Quebec’s incessant language war found new fuel as McGill and Concordia recently released statements criticizing the province’s strict French language requirement for granting permanent residency, which was introduced in 2013 by the Parti Québécois (PQ). The universities claim that strict rules requiring proficiency in French are making it difficult to attract foreign professors.
The Liberal Party of Quebec responded to these complaints and instituted changes in December 2014 to make it easier for candidates with doctoral degrees to gain permanent resident status by giving them more ‘points’ in the immigration process. It would not be fair or necessary to implement further changes to make it easier for foreign professors to come to Quebec. The provincial government subsidizes universities with taxpayer money. Considering that the majority of taxpayers in Quebec are French-speaking, it is safe to assume that it wouldn’t represent the majority’s wishes to allow easier immigration for non-francophones to teach in Quebec’s universities.
Many anglophones have continued to demand that the government reform language laws to make it even easier for professors to bypass the requirements, in the hopes that this would allow universities to obtain the best talents possible. However, this mandate fails to look at the issue from a wider perspective. The clear goal of the strict language standards is to protect the French language in Quebec. All Quebec institutions—including McGill and Concordia—have a lot to gain from the preservation of the native language in the long run, which is what attracts many students to Montreal and to their universities. Therefore, the regulations are best left alone.
The urgency of the decline of the French language in Canada is another main factor necessitating strict language regulations. According to Statistics Canada, in 1981, 25 per cent of Canadians reported using French as the main language in their home, and in 2011, this percentage shrank to 21 per cent. While this drop is alarming enough for francophones, the truly worrisome part is that the decreasing use of French in Quebec itself is contributing to the decline rather than offsetting it. While there are many factors contributing to this decline of French in Quebec, the influx of non-French speaking immigrants constitutes a large part of the decline in French usage.

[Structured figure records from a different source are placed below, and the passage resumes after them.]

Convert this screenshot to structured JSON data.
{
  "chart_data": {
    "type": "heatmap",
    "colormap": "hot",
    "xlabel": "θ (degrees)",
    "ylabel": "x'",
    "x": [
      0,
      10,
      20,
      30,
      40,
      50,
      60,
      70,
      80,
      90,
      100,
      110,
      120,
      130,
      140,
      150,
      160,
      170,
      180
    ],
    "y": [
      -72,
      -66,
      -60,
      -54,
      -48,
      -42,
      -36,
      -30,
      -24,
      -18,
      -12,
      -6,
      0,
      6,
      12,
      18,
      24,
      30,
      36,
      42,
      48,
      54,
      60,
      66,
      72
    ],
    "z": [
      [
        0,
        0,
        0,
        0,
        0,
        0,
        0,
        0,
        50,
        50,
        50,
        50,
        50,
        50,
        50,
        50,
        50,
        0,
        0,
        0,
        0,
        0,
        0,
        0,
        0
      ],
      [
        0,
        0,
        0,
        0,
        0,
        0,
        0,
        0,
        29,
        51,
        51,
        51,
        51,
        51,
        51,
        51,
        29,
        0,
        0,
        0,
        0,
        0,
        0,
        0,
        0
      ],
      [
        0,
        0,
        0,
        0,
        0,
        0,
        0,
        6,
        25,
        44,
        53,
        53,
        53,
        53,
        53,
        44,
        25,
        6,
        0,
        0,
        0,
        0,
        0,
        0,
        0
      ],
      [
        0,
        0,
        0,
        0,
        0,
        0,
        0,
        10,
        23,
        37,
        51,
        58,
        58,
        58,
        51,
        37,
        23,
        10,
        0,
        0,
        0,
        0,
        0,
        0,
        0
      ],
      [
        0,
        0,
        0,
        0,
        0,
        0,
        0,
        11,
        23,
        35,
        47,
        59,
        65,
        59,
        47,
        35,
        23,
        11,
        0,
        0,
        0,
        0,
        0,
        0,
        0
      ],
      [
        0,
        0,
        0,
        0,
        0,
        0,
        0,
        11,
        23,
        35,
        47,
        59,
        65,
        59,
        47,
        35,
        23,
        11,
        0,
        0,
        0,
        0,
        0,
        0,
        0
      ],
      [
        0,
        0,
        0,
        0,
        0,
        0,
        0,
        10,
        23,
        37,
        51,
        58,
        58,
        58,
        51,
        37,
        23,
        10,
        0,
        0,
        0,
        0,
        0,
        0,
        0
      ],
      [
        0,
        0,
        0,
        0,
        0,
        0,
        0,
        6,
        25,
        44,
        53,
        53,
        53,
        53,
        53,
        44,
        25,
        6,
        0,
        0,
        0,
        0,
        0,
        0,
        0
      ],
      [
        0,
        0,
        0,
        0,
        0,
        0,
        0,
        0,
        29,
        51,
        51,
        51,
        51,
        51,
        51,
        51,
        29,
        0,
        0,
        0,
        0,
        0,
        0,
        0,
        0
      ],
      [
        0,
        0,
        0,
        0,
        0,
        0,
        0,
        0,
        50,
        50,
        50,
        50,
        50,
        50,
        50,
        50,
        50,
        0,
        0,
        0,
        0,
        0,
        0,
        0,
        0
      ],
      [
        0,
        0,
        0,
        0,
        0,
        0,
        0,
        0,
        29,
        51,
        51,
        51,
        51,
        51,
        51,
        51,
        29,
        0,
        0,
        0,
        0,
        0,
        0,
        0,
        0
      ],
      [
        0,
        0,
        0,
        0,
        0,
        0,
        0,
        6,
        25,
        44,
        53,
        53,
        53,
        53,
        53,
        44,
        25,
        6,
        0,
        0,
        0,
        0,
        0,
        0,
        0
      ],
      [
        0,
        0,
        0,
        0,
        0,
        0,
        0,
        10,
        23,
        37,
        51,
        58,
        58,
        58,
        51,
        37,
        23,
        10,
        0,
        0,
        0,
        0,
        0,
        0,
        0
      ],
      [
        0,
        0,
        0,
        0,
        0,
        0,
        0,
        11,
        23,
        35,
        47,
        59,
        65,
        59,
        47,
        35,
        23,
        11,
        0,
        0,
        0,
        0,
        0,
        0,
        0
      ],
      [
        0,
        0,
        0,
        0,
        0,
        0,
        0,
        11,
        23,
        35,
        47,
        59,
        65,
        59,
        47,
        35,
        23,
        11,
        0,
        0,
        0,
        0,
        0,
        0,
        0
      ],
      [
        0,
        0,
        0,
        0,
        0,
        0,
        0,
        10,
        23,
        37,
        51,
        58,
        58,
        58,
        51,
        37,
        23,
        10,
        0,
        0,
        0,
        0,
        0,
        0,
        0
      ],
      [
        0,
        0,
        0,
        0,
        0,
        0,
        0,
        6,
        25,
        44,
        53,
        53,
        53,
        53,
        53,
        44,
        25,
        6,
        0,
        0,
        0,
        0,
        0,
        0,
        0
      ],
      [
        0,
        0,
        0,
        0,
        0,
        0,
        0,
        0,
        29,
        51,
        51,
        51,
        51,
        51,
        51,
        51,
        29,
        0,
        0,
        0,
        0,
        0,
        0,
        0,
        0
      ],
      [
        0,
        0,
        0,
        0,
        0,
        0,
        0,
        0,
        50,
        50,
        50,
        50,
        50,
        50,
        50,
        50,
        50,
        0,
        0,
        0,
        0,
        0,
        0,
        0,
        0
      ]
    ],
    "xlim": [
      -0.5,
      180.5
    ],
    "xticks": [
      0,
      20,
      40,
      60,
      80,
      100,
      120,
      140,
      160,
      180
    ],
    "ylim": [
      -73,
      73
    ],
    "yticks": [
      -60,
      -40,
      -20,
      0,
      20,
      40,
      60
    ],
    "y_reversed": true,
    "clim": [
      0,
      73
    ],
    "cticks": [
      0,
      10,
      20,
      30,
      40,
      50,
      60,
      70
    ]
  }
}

The Quebec government seeks to stop the movement away from the French language. Unless the movement away from using French is slowed, division and hostility between anglophones and francophones will reach a boiling point. According to some, political division and threats of separation are already key players behind Quebec’s poor economy. Investors and researchers do not want to put time or resources into a province that is as politically volatile as Quebec. Therefore, preserving the native language and maintaining political stability by keeping the majority happy is one way for Quebec to attract more business in the future, which will, in itself, attract more foreign workers and professors.
Furthermore, the idea of bringing in foreign professors and other workers at the cost of Quebec’s language and culture is counterproductive. Many people come to Quebec for the distinct lifestyle it offers—some even come to learn French. As McGill Principal Suzanne Fortier said in 2013, “McGill can attract the best professors and the best researchers because it attracts the best students. And we can attract the best students because they are attracted to Quebec.” Quebec’s identity is based around being the only French-speaking province in Canada, and if the language continues to get phased out, the province may not attract as many newcomers. While the strict language requirements may seem harsh, they are an efficient way to ensure the survival of the French language in Quebec, which will improve its economy and preserve its identity in the long run.